Der „Hugenschreiner“ ist neunzig geworden

Oberkochen. Er pflegt feste Bande zu Kolping, zum Freundeskreis „Bagage“ und sein Faible gehört seit eh und je dem Handwerk. Rudolf Hug, in Oberkochen bekannt als „Hugenschreiner“, ist dieser Tage 90 Jahre alt geworden.

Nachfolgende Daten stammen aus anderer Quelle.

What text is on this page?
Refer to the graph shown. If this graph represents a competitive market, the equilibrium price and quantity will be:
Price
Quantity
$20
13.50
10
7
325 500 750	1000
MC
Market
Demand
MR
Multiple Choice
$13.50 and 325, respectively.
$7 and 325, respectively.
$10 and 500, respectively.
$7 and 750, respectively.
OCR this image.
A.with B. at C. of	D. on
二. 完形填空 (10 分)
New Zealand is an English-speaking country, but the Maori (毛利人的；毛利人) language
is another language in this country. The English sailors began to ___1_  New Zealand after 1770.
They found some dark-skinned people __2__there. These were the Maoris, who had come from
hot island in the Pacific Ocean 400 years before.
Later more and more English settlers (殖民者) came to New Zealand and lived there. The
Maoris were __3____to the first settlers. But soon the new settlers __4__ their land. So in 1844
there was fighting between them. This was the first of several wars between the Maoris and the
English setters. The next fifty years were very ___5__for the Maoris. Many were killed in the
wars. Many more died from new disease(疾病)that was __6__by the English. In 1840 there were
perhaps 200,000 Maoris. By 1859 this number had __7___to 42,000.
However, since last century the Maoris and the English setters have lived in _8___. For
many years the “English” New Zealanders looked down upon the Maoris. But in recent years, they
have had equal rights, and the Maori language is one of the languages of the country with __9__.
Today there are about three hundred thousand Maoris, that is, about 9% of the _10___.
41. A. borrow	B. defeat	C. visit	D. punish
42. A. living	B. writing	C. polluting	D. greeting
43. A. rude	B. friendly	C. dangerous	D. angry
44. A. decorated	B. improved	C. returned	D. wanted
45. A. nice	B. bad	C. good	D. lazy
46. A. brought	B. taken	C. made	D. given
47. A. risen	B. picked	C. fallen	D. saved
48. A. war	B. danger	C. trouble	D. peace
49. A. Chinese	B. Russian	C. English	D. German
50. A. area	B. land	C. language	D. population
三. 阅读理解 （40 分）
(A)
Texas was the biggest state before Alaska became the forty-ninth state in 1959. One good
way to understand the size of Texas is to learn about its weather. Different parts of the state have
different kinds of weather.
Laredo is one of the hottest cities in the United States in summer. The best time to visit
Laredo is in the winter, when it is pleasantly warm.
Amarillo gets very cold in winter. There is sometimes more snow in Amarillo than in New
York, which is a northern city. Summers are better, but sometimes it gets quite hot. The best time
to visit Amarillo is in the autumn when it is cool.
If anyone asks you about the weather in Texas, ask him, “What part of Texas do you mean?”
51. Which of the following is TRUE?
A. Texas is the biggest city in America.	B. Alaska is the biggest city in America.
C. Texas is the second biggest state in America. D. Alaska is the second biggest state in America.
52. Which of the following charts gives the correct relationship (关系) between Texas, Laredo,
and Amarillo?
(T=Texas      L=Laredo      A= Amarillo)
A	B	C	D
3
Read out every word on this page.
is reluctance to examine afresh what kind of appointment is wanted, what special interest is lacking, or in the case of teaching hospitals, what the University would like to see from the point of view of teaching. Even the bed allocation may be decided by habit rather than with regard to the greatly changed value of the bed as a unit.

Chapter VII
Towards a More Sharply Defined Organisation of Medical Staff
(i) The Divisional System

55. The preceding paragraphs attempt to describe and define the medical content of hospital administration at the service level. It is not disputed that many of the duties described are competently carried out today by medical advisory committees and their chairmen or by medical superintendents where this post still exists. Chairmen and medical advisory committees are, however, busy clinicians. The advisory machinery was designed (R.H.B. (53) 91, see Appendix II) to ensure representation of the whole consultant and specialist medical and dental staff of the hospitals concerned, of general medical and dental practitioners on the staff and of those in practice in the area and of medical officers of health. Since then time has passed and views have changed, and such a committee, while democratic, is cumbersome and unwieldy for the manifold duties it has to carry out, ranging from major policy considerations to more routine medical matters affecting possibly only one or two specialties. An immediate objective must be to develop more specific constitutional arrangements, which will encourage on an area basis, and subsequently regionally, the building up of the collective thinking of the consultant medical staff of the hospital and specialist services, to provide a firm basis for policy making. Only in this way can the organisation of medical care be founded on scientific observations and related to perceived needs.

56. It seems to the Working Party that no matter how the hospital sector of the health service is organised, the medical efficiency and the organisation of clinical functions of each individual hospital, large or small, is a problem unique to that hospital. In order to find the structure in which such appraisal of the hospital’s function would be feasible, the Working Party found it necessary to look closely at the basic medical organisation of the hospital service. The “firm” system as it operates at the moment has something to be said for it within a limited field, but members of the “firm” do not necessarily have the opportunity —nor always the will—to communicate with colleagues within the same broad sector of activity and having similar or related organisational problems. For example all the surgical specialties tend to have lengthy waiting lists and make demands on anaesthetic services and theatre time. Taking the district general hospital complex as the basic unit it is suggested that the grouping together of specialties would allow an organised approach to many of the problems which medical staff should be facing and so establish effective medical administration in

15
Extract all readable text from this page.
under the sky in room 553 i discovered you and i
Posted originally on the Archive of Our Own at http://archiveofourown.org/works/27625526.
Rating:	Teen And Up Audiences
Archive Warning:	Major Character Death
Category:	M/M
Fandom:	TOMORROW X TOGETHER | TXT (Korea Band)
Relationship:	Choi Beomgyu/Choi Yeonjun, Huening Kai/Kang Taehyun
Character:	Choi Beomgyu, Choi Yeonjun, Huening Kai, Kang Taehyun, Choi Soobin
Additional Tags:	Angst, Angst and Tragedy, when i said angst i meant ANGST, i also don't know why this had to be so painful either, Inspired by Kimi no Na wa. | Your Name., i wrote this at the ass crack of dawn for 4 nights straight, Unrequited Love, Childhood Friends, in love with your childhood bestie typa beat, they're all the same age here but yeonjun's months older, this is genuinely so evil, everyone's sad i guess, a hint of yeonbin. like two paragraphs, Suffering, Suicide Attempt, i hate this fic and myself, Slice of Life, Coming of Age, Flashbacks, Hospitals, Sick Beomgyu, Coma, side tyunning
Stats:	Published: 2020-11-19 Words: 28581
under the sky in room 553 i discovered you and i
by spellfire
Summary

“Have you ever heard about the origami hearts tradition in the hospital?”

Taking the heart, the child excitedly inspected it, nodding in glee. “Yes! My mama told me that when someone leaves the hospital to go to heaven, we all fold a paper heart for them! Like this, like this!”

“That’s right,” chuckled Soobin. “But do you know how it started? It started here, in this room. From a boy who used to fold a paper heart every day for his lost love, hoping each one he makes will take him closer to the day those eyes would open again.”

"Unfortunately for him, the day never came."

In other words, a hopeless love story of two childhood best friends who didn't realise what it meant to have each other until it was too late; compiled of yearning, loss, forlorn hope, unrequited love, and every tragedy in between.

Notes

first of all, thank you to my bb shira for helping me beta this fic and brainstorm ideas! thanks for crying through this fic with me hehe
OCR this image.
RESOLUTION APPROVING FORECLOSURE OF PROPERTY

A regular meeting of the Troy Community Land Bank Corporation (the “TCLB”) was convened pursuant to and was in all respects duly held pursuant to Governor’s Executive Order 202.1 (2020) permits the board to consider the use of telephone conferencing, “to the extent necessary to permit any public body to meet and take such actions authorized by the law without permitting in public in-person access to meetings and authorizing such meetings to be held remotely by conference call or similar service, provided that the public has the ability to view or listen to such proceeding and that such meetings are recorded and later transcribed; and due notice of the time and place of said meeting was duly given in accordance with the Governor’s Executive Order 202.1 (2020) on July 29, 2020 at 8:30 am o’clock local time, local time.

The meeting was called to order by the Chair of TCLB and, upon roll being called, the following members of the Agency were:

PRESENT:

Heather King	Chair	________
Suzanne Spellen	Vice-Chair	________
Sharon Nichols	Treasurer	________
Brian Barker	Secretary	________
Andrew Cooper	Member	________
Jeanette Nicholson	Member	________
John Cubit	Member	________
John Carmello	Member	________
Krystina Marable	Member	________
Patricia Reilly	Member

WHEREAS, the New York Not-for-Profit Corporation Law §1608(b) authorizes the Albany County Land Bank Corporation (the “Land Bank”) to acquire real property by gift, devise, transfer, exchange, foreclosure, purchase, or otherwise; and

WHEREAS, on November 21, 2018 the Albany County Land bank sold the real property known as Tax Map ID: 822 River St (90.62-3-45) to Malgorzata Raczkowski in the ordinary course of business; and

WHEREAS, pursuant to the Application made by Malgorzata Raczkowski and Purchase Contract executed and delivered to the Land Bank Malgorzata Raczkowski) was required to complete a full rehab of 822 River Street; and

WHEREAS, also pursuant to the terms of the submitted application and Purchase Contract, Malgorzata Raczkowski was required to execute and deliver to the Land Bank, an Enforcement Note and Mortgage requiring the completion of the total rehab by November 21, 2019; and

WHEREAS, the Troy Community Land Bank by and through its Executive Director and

Schreinern, das war neben seiner Gattin Hilde stets seine große Liebe, ein Handwerker von echtem Schrot und Korn, der in Oberkochen mit seiner humorvollen Art beliebt ist. Viele Kunden hat er mit seinen kreativen Möbelstücken verzaubert. Seine Lehre begann er 1947 bei der Schreinerei Karl Fischer. Bei der Gesellenprüfung 1950 gab's einen Preis.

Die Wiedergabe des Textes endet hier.